The health of the American economy could not be jeopardized, whatever was happening elsewhere. It was Roosevelt’s view that the United States would fare well (economically speaking) whether Europe went to war or not. “Gold was flowing in from Europe’s capitals; orders were mounting daily for equipment and supplies of all kinds; America was building a battleship for Stalin, aero-engines for France” (Overy 277). For most of the 1930’s the United states traded as openly with Germany and Japan, as it did with any other country. Japan relied on fuel oil and scrap iron until 1941.
Germany was one of the United States’ “most important markets” during the 1930s. American investments in Germany increased by forty percent between 1936 and 1940 ( Wilson 291). America was steadily regaining the prosperity that had diminished during World War 1. The real concern of American business was not “the rights or wrongs of trading with fascism” but the fear that commercial rivals such as Japan and Germany would exclude American goods from Europe and Asia altogether (273).
It is very easy to point and accuse the united states of being selfish, but one has to understand that any negative actions made would have resulted in the United States is almost if not completely out of the economic race. Would the United States have been as prosperous as it is today had they intervened any earlier? They probably would have not because at that time in history America needed a boost to return to its earlier status of being economically stable which Germany and its allies so adequately provided.
Therefore President Roosevelt was not about to go to war with all axis powers thereby jeopardizing not only the safety of the American people but also the American economy which was so essential to a large and complex country that the United States was at the time. Unless American interests were directly threatened, Roosevelt hesitated to “push the button” ( Churchill 542).
On December 6, 1941, the Japanese Airforce led a surprise attack on Pearl Harbor, completely eradicating the port. Finally, President Roosevelt could wait no longer. America was now involved and not going to war would only endanger the United States more than it already was. On the following day, Roosevelt argued that the attack “had given us an opportunity”. Congress approved the declaration of war with only one dissenting voice.
Eleanor Roosevelt noted that the effect of the Japanese attack was “to release my husband from months and pent-up tension and anxiety”. Andrew Wheatcroft says in his book The Road To War, ” It is tempting to see Pearl Harbor as the crisis that Roosevelt was waiting for and did nothing to prevent”. America’s most vital interest, defence of American soil, had been challenged. At last, America had to go to war and eventually bring an end to the rule of Nazi Germany.

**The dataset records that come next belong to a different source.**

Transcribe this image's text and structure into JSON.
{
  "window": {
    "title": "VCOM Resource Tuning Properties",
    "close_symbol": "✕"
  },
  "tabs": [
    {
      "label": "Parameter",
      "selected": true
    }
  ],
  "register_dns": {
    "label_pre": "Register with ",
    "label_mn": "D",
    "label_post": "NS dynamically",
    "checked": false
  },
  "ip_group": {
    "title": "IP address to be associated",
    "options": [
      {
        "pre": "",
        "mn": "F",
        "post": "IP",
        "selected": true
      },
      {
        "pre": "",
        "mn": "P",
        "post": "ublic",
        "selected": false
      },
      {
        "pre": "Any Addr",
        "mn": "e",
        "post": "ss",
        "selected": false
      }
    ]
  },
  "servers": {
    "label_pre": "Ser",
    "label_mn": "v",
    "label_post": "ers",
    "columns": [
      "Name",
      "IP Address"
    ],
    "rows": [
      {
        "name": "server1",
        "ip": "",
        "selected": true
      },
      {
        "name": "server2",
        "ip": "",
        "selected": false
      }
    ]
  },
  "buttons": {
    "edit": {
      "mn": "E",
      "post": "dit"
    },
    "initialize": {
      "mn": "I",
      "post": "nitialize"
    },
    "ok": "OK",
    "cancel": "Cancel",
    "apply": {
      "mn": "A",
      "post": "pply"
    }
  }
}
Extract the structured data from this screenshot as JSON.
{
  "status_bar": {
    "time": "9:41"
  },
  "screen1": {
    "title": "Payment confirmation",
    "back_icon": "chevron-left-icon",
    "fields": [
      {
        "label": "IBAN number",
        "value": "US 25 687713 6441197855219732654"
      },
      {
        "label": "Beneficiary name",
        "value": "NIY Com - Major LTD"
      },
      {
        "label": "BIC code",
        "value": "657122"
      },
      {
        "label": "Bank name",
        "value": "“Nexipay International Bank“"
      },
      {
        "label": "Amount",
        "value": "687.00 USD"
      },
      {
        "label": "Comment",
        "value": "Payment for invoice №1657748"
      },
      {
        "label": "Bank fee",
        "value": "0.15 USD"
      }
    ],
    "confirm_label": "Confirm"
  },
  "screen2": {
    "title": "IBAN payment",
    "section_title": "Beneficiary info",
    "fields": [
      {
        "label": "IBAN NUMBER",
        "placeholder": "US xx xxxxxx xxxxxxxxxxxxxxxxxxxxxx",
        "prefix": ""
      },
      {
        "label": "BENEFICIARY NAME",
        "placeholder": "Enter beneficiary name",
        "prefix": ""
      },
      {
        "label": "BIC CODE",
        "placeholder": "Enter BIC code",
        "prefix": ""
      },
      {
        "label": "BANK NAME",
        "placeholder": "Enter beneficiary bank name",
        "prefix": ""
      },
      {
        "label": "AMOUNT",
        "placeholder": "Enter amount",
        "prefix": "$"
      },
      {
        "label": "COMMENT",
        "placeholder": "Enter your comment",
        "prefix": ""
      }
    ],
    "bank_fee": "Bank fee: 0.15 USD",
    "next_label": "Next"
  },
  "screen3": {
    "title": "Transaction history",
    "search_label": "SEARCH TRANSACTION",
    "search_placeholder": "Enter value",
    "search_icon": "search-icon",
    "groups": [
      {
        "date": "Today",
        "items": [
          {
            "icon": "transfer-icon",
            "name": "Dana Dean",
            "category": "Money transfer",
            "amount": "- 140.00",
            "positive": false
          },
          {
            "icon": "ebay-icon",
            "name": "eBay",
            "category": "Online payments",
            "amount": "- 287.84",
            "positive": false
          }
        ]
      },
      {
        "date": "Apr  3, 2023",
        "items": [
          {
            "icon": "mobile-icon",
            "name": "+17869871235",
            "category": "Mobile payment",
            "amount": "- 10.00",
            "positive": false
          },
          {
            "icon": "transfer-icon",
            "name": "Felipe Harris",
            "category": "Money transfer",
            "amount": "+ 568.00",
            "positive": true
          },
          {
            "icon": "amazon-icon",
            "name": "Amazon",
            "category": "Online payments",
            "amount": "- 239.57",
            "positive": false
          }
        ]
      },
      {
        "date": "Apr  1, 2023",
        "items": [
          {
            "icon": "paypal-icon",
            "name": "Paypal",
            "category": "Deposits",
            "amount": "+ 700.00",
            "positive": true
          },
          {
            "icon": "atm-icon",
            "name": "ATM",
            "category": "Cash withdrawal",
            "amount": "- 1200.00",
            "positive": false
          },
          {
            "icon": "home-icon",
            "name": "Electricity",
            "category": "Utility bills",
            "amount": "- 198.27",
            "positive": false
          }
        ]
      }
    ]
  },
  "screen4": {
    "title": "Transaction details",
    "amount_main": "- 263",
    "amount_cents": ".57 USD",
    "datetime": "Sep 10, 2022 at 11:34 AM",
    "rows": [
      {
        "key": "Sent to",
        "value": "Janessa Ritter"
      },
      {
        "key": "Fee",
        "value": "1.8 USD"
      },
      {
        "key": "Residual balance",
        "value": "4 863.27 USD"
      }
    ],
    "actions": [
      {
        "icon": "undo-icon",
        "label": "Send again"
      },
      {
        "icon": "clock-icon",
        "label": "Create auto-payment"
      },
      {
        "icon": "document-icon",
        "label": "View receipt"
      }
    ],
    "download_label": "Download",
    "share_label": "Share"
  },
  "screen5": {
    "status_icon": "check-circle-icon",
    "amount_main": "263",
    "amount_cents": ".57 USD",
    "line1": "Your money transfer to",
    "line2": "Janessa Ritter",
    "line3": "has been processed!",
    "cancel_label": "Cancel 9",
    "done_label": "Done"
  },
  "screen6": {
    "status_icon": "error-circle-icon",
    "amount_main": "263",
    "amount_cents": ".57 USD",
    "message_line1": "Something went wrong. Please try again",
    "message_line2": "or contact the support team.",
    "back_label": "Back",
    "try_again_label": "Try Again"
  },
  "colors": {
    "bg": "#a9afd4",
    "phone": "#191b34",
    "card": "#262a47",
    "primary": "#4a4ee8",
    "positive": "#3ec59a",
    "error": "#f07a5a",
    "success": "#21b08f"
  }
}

The Americans upon declaring its Neutrality, gave additional encouragement to Japan and Germany to in a way “take over the world”, and to Nazify it. Hitler had convinced himself that America had declined in the 1930s because of a social crisis. This misconception also led Japan to confront the United States in 1941. Had the United States entered the war any earlier or later the consequences could have been much worse (If possible). Towards the end of the war Walter Lippmann reporter for the Herald-Tribune recalled his experience:
When I attempt to compare the America in which I was reared with the America of today, I am struck by how unconcerned I was as a young man with the hard questions which are the subject matter of history. I did not think about the security of the republic and how to defend it(Overy 341).
Franklin Delano Roosevelt did think about the security of the republic and defended it magnificently. Leading the United States every step of the way President Roosevelt did a superior job in bringing America into war when he did. Evidently, America entered World war 2 at the precise time and moment to once and for all takedown Adolph Hitler and the Third Reich.